Greenhouse gas concentrations higher than in all of human civilisation

The latest data from the Copernicus Climate Change Service shows that Europe just had the warmest October on record, with temperatures almost two degrees above the 1991-2020 average.

The warming that we are seeing here on land would be even more rapid if it wasn’t for the oceans. It’s calculated that they are absorbing up to 90% of the excess heat in the atmosphere trapped by greenhouse gases. And they are suffering.

The Mediterranean has suffered repeated heatwaves over the past couple of years and Jean-Pierre Gattuso, the CNRS Research Director, at the Laboratoire D’océanographie De Villefranche-Sur-Mer describes what impact that is having.

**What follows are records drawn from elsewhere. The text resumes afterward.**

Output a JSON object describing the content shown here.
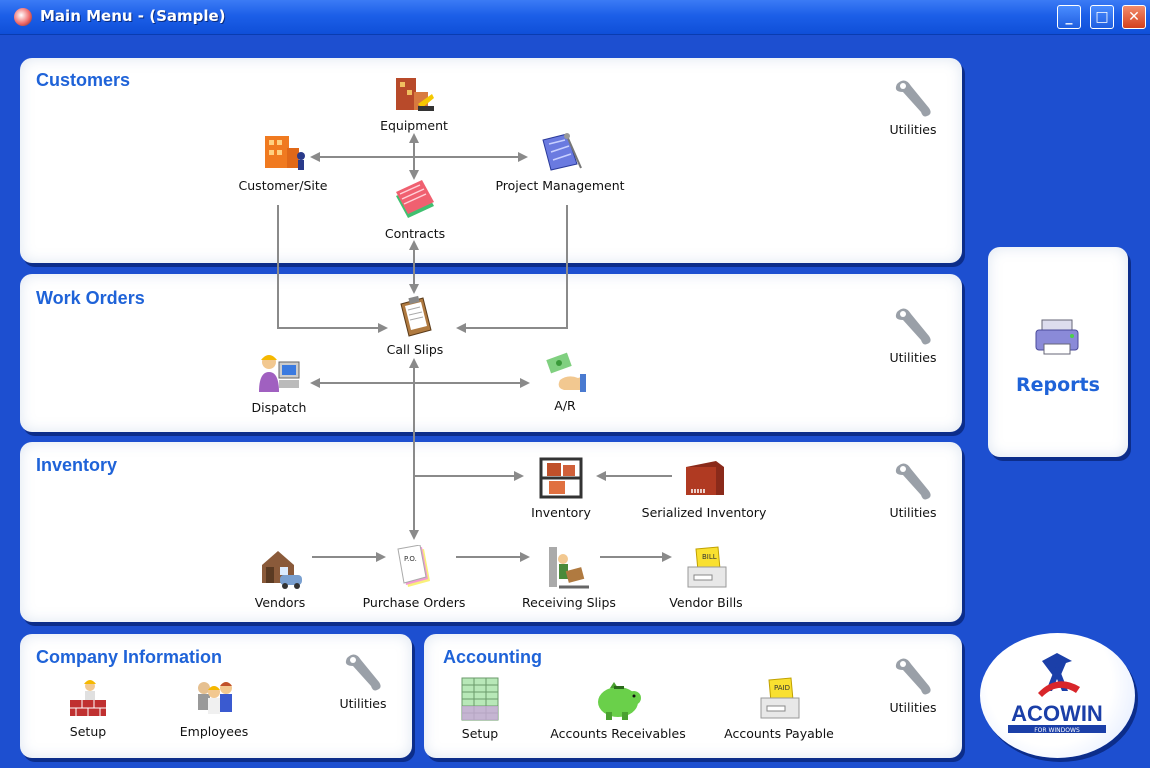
{
  "window": {
    "title": "Main Menu - (Sample)"
  },
  "customers": {
    "title": "Customers",
    "equipment": "Equipment",
    "customer_site": "Customer/Site",
    "project_management": "Project Management",
    "contracts": "Contracts",
    "utilities": "Utilities"
  },
  "work_orders": {
    "title": "Work Orders",
    "call_slips": "Call Slips",
    "dispatch": "Dispatch",
    "ar": "A/R",
    "utilities": "Utilities"
  },
  "inventory": {
    "title": "Inventory",
    "inventory": "Inventory",
    "serialized_inventory": "Serialized Inventory",
    "vendors": "Vendors",
    "purchase_orders": "Purchase Orders",
    "receiving_slips": "Receiving Slips",
    "vendor_bills": "Vendor Bills",
    "utilities": "Utilities"
  },
  "company": {
    "title": "Company Information",
    "setup": "Setup",
    "employees": "Employees",
    "utilities": "Utilities"
  },
  "accounting": {
    "title": "Accounting",
    "setup": "Setup",
    "accounts_receivables": "Accounts Receivables",
    "accounts_payable": "Accounts Payable",
    "utilities": "Utilities"
  },
  "reports": {
    "label": "Reports"
  },
  "logo": {
    "text": "ACOWIN",
    "tagline": "FOR WINDOWS"
  },
  "colors": {
    "background": "#1d4fd0",
    "title_blue": "#1f63d8",
    "panel": "#ffffff"
  }
}
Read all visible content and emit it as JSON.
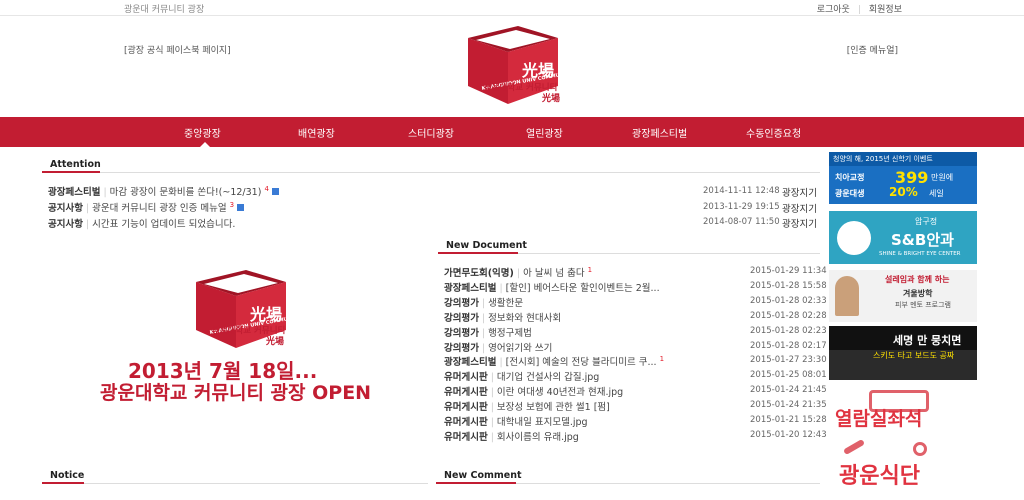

“The main effect of marine heat waves is massive mortality of invertebrates and plants, mollusks, sponges, and corals. Between the surface and 50 metres in depth, there are many invertebrates and plants that are affected negatively and die.”

Marine life in the Mediterranean under threat from successive heatwaves

But do the decisions that are taken at COP27, make any difference and are they really going to change things like acidification and heatwaves? Jean-Pierre Gattuso again. 

“The negotiations that are taking place at COP 27 are obviously extremely important. The scenarios that are being projected by the IPCC (The Intergovernmental Panel on Climate Change) show that if the Paris agreement is implemented quickly and fully, we can stabilize temperatures and ocean acidification. This does not mean that we will return to the situation as it was before. It means we can stop the warming and stop the increase in acidity.”

The atmosphere at COP27 is business-like because everybody knows that the window is closing to reach the goals of the Paris Agreement and limit global warming to well below two degrees Celsius.